W.P. Kinsella wrote about baseball with the passion that Elizabeth Barrett Browning wrote about love. His book “Shoeless Joe” became the movie “Field of Dreams.” I can be channel surfing and come upon this film and watch it to the end no matter where it is in the story. “If you build it, they will come” and “Go the distance” have taken their place among Hollywood’s most memorable movie lines. Kinsella, a Canadian, ended his life under Canada’s assisted dying legislation – the ultimate designated hitter rule.
Earl Hamner, Jr. created “The Waltons” television program from his book “Spencer’s Mountain.” It was family entertainment that that didn’t belittle any member of the family the way so many sit-coms of that era did. It was significant to me because it covered a time frame during the Great Depression and World War II that mirrored my own growing up years. Its signature sign off with the Walton family members saying “good-night” to each other was repeated in millions of homes across the country.

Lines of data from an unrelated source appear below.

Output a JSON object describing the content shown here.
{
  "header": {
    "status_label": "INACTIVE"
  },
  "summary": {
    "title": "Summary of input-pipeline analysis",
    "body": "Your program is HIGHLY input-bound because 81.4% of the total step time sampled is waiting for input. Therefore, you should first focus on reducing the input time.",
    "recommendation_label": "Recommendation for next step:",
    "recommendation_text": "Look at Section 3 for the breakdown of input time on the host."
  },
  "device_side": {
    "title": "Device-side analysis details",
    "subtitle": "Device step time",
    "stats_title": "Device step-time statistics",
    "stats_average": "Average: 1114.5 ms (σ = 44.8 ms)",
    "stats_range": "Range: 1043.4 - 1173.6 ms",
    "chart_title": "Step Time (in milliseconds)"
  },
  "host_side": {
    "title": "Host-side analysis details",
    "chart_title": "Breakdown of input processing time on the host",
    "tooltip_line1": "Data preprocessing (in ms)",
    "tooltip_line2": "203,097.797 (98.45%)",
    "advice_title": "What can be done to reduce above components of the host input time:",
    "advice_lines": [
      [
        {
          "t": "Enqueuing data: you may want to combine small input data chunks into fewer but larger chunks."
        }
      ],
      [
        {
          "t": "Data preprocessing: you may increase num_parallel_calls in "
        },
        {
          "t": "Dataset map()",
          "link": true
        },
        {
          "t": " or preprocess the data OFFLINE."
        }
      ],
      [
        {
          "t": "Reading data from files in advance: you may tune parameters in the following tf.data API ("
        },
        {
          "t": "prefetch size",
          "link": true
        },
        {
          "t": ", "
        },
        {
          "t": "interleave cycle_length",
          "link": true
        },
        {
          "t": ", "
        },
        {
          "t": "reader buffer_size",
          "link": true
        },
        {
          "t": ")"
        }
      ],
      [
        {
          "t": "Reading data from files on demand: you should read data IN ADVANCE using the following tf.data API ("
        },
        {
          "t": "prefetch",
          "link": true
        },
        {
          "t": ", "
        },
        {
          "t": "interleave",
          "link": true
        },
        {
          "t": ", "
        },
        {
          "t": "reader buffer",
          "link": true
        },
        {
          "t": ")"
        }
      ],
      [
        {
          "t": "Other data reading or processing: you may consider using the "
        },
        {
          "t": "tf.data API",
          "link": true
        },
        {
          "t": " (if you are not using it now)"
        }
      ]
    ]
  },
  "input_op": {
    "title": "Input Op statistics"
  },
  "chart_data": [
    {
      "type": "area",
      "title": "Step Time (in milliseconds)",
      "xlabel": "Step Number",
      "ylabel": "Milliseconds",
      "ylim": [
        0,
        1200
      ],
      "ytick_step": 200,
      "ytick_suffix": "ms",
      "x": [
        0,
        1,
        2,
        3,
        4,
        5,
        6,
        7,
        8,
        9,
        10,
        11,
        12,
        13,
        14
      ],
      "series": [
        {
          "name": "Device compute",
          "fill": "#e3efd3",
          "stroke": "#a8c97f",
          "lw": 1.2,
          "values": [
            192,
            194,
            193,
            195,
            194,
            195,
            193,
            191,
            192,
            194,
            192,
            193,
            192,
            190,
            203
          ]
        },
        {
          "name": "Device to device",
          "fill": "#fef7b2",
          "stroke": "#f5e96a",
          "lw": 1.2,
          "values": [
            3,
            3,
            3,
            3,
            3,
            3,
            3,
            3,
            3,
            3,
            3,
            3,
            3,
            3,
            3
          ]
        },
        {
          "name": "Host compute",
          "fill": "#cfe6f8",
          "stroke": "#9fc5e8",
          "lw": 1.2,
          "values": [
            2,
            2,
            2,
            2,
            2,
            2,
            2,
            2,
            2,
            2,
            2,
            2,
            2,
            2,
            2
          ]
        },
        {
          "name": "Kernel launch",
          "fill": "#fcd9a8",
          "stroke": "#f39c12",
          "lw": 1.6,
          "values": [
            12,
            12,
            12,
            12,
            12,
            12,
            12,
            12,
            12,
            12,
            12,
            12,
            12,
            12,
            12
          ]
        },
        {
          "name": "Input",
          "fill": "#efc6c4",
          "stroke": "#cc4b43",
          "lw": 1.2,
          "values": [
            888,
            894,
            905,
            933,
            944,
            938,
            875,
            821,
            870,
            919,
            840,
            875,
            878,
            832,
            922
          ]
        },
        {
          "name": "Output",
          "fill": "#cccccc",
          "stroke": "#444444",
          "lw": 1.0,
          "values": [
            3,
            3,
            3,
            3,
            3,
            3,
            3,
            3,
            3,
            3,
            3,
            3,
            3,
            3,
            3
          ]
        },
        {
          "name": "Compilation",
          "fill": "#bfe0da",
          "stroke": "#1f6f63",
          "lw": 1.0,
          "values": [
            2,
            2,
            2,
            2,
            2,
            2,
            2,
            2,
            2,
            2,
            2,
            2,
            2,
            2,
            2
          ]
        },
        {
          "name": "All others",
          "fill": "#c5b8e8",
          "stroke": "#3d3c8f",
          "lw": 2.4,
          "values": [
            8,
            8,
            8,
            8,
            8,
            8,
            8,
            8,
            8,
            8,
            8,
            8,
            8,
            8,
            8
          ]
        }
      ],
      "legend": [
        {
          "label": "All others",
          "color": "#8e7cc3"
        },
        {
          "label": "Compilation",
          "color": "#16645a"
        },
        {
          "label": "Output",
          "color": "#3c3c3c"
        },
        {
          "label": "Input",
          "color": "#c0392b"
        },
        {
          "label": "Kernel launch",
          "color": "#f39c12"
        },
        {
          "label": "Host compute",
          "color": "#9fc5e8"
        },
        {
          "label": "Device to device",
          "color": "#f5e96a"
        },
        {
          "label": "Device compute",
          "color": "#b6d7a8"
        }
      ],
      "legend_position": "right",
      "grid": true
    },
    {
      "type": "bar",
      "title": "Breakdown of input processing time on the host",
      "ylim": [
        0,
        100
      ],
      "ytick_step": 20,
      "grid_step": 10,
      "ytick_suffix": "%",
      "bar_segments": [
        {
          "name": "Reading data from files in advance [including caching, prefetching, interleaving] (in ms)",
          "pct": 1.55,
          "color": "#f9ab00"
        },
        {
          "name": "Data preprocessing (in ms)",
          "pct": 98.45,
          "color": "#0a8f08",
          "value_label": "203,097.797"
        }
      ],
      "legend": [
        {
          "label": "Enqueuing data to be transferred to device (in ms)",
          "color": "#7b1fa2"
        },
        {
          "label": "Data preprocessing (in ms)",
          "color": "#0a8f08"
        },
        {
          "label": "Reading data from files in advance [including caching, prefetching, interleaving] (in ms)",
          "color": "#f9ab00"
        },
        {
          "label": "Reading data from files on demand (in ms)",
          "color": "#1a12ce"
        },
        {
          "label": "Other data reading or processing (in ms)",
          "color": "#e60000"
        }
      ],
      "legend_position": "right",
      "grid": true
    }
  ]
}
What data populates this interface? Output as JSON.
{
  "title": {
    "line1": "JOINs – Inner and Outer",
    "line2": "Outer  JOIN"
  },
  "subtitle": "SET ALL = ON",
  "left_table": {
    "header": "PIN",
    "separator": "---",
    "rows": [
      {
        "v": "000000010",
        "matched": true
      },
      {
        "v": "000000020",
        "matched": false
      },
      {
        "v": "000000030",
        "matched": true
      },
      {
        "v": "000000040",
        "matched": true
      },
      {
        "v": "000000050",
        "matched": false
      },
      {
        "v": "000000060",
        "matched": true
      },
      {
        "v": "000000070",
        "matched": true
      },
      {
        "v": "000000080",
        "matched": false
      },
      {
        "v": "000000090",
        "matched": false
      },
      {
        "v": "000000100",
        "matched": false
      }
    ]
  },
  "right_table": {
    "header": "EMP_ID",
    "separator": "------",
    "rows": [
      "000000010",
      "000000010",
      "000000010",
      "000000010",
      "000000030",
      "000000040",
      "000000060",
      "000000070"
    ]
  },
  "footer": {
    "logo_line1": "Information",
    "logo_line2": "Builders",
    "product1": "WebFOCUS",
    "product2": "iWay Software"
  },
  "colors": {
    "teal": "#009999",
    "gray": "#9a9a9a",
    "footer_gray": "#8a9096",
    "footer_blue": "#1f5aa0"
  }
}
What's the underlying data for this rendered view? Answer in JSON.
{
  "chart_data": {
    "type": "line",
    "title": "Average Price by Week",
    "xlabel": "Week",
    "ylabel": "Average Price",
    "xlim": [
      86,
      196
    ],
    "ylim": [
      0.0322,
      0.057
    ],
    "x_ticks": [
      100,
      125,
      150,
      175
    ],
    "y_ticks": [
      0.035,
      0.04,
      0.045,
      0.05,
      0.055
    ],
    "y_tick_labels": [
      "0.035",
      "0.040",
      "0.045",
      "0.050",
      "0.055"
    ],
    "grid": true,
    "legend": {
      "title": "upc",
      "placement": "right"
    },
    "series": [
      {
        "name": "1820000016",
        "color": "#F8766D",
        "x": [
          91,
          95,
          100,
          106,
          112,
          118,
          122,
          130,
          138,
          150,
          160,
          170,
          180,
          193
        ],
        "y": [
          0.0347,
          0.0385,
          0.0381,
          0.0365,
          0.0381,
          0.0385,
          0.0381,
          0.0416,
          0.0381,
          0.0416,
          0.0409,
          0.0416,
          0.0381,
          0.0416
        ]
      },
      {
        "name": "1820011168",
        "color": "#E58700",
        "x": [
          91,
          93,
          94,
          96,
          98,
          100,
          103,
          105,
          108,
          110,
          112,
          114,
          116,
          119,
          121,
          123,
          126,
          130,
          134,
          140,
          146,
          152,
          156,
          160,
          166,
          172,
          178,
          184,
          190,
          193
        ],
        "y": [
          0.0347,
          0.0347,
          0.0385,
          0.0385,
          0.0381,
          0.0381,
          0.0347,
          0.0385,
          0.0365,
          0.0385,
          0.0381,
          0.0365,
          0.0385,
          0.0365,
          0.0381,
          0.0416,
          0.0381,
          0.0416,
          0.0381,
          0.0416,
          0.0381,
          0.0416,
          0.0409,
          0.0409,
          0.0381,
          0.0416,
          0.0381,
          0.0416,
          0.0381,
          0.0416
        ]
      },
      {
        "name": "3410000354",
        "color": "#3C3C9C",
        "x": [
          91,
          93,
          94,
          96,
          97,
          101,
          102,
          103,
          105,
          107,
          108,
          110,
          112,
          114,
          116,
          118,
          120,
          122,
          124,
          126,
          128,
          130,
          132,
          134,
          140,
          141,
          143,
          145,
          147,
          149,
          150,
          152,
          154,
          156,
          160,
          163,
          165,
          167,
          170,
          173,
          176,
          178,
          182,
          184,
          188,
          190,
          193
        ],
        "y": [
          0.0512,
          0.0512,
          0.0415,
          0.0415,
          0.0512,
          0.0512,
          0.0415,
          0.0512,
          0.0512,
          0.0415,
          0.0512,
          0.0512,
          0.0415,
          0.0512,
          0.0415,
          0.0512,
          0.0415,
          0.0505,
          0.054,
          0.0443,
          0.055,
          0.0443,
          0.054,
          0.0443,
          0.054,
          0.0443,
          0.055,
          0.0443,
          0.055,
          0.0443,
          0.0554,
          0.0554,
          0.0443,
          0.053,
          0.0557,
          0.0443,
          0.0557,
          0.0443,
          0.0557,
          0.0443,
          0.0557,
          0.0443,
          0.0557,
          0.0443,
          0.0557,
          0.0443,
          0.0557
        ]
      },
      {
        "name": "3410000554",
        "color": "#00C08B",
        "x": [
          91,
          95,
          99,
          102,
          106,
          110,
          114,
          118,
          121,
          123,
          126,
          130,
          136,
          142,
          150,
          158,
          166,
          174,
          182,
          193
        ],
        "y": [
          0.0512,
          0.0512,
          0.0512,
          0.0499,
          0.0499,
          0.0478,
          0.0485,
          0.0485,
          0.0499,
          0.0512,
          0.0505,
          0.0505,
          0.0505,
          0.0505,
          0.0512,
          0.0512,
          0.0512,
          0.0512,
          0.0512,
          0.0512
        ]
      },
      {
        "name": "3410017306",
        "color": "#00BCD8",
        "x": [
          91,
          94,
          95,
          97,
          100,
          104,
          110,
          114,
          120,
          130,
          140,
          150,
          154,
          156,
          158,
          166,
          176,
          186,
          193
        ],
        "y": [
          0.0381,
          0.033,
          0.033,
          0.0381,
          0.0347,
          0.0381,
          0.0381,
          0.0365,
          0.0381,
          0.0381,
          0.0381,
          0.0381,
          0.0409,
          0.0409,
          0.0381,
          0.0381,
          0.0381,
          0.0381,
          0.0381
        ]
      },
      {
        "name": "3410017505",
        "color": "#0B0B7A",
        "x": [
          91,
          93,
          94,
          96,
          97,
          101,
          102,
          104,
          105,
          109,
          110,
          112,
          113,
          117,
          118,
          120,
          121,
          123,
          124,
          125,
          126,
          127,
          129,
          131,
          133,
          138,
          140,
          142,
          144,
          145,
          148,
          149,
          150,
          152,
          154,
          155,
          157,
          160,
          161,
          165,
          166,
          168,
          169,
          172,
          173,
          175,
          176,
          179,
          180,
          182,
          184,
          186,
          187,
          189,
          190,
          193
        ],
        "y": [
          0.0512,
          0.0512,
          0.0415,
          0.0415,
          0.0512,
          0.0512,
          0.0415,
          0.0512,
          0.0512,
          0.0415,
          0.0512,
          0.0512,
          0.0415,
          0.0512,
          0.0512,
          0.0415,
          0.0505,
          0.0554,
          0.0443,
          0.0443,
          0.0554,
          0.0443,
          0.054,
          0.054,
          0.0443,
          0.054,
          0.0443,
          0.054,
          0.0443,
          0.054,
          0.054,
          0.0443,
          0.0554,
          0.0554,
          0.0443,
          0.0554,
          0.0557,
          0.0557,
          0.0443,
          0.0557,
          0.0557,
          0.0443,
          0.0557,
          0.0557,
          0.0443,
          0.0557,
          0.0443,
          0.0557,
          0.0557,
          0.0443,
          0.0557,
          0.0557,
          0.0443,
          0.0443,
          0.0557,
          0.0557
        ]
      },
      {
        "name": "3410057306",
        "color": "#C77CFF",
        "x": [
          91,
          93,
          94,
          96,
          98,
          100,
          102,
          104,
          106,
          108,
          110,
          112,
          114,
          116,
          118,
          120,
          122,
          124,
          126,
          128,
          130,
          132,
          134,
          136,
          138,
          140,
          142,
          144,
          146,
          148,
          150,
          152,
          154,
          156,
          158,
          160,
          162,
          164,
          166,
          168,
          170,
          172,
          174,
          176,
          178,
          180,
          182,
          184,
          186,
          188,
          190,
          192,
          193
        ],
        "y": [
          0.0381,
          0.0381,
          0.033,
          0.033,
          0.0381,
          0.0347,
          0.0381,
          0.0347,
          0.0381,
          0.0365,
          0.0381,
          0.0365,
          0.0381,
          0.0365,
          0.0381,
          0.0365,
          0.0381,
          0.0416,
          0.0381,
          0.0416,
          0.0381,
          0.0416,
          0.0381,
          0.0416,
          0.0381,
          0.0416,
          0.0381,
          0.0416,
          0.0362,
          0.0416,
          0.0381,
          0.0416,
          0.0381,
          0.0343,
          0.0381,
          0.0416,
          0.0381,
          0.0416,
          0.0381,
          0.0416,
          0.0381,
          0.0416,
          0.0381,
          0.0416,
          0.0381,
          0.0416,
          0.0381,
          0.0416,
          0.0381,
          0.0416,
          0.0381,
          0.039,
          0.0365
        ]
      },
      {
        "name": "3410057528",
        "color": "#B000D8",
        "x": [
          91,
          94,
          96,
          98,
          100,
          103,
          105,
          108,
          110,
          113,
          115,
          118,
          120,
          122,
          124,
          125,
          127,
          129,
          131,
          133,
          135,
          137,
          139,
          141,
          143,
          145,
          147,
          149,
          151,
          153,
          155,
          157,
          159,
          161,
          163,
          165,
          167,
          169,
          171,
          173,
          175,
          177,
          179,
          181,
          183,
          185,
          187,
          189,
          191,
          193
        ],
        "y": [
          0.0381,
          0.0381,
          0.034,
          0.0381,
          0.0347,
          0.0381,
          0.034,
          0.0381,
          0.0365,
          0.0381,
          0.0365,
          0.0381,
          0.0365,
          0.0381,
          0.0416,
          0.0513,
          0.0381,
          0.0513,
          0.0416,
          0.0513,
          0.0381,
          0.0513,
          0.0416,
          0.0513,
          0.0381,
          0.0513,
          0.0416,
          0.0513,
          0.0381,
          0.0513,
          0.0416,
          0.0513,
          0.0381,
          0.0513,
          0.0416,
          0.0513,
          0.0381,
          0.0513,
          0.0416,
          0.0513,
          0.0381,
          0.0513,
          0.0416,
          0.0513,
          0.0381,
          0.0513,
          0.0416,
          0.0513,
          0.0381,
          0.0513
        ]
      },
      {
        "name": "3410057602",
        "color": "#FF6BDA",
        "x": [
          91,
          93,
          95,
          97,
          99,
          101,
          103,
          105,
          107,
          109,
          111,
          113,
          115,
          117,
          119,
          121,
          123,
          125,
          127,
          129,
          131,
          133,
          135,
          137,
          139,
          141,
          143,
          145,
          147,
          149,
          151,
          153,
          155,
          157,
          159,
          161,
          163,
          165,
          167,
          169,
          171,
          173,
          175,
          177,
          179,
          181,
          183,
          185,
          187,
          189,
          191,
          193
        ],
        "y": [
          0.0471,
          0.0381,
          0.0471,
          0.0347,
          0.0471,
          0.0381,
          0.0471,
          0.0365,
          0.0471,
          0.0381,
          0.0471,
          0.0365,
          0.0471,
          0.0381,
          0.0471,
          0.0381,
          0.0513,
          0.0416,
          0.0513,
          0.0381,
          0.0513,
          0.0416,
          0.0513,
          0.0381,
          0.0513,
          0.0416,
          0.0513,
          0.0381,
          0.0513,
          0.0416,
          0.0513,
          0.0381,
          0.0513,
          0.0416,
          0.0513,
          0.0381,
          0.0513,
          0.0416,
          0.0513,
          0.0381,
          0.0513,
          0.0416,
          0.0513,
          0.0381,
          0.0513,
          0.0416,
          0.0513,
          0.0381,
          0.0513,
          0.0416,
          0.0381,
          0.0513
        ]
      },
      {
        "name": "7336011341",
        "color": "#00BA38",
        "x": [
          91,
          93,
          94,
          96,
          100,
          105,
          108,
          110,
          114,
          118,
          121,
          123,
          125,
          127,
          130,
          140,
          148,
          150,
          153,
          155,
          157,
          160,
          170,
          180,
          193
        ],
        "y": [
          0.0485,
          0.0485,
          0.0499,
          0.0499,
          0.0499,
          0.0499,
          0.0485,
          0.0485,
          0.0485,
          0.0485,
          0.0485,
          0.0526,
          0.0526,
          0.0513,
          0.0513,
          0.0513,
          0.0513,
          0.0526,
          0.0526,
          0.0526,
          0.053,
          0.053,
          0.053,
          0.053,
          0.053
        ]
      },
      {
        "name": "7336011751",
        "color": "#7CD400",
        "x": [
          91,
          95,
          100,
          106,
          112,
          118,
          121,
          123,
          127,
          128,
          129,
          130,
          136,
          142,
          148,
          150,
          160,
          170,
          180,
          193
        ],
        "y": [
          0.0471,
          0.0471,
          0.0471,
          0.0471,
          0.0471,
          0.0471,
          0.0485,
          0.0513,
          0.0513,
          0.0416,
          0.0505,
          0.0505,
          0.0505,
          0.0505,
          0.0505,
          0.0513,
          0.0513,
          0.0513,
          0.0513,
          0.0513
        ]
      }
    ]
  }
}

J.M. Barrie said this about charm, “If you have it, you don’t need to have anything else; and if you don’t have it, it doesn’t much matter what else you have.” Surely he was speaking about Nancy Reagan. Charm combined with beauty, grace and devotion. She joined the Gipper in March.
Atticus Finch is one of my favorite fictional characters, both in books and movies. He was the creation of Harper Lee in “To Kill a Mockingbird.” Her next novel wasn’t well received. No matter. When you’ve already written a masterpiece who cares what anyone says?
Sadly, a couple of apples fell from my own family tree. I’ll miss them both. Of course I miss the many friends and family members who are gone – one in particular whose death taught me that when you lose someone who is very close to you – you understand that love is forever. It is a hard way to learn an important lesson, one that sooner or later comes to all of us.